Extensive stage life expectancy is about 8-10 weeks and with treatment life can be extended to about 8 months.
Mainstay of treatment is chemotherapy with a platinum and etoposide doublet. In patients with limited stage disease, radiation therapy to the site of primary tumour is also strongly recommended. Patients with limited stage small-cell lung cancer who seem to achieve a complete response to chemoradiotherapy, may be offered prophylactic cranial irradiation to prevent CNS recurrence due to the fact that chemotherapy does not penetrate blood brain barrier and CNS recurrences are common.


Non-small cell lung cancer
Surgery is the treatment of choice for tumours at the periphery with no metastatic spread. However, only 5-10% of cases are suitable for resection, and 70% of these will survive to 5 years. The types of surgical procedures depend on the extent and the location of disease as well as other factors like age, pulmonary reserve and other co-morbidities. Lobectomy and pneumonectomy are most frequent procedures but in some cases a segmental resection can be done.


Stage I: Following surgery, 70% patients will survive 5 years.


Stage II: Following surgery only 40-50% patients will survive 5 years, as many patients have micrometastases undetectable by routine staging including PET scans. Benefits from adjuvant chemotherapy are modest at about 5%.


Stage IIIA: Often considered inoperable has a 5-year survival of <25% following surgery. Mainstay of treatment these days is combined chemoradiotherapy given synchronously rather than sequentially.

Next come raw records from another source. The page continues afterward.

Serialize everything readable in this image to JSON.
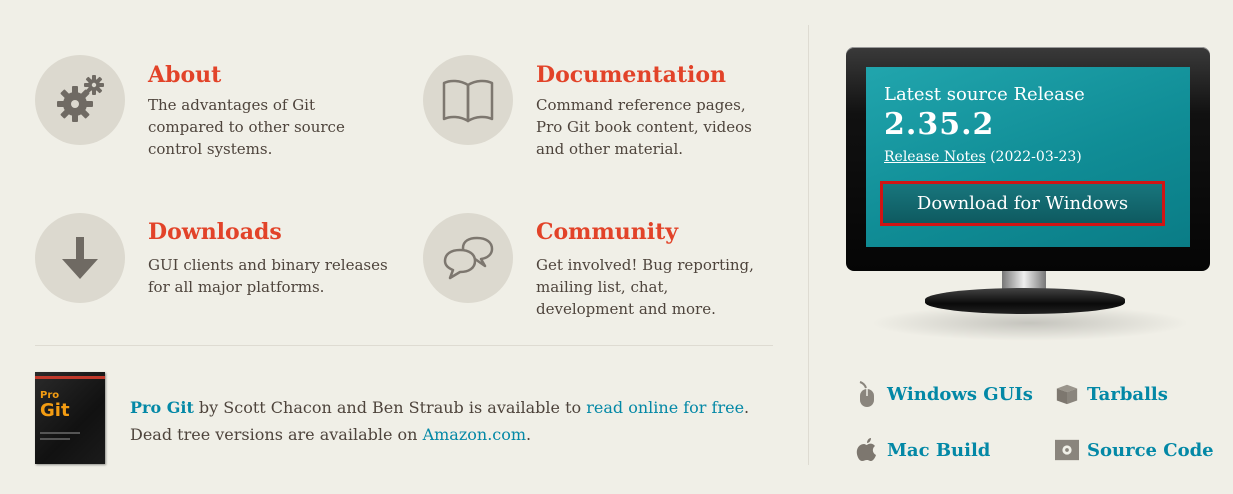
{
  "features": [
    {
      "title": "About",
      "desc": "The advantages of Git compared to other source control systems.",
      "icon": "gears-icon"
    },
    {
      "title": "Documentation",
      "desc": "Command reference pages, Pro Git book content, videos and other material.",
      "icon": "book-icon"
    },
    {
      "title": "Downloads",
      "desc": "GUI clients and binary releases for all major platforms.",
      "icon": "download-arrow-icon"
    },
    {
      "title": "Community",
      "desc": "Get involved! Bug reporting, mailing list, chat, development and more.",
      "icon": "chat-bubbles-icon"
    }
  ],
  "book": {
    "cover_small": "Pro",
    "cover_big": "Git",
    "title": "Pro Git",
    "text1": " by Scott Chacon and Ben Straub is available to ",
    "link1": "read online for free",
    "text2": ". Dead tree versions are available on ",
    "link2": "Amazon.com",
    "text3": "."
  },
  "release": {
    "label": "Latest source Release",
    "version": "2.35.2",
    "notes_link": "Release Notes",
    "date": "(2022-03-23)",
    "download_button": "Download for Windows"
  },
  "links": {
    "windows_guis": "Windows GUIs",
    "tarballs": "Tarballs",
    "mac_build": "Mac Build",
    "source_code": "Source Code"
  },
  "colors": {
    "accent": "#e24329",
    "link": "#0388a6",
    "background": "#f0efe7",
    "screen": "#108d96",
    "highlight_border": "#d11414"
  }
}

Stage IIIB or IV: Untreated, only 5-10% will be alive at 12 months. With chemotherapy, over 20% will survive beyond 12 months. Benefits from chemotherapy are only observed in patients with performance status of WHO grade 0 or 1. Patients with performance status of grade 2 or more should not be offered chemotherapy. There is no role for single agent chemotherapy. Many targeted therapies are being considered depending on presence or absence of certain growth or promoting genes and histopathology plays a critical role in determining appropriate and targeted therapy for NSCLC. Involvement of palliative care teams at an early stage is very important in management of patients with Stages IIIb or IV.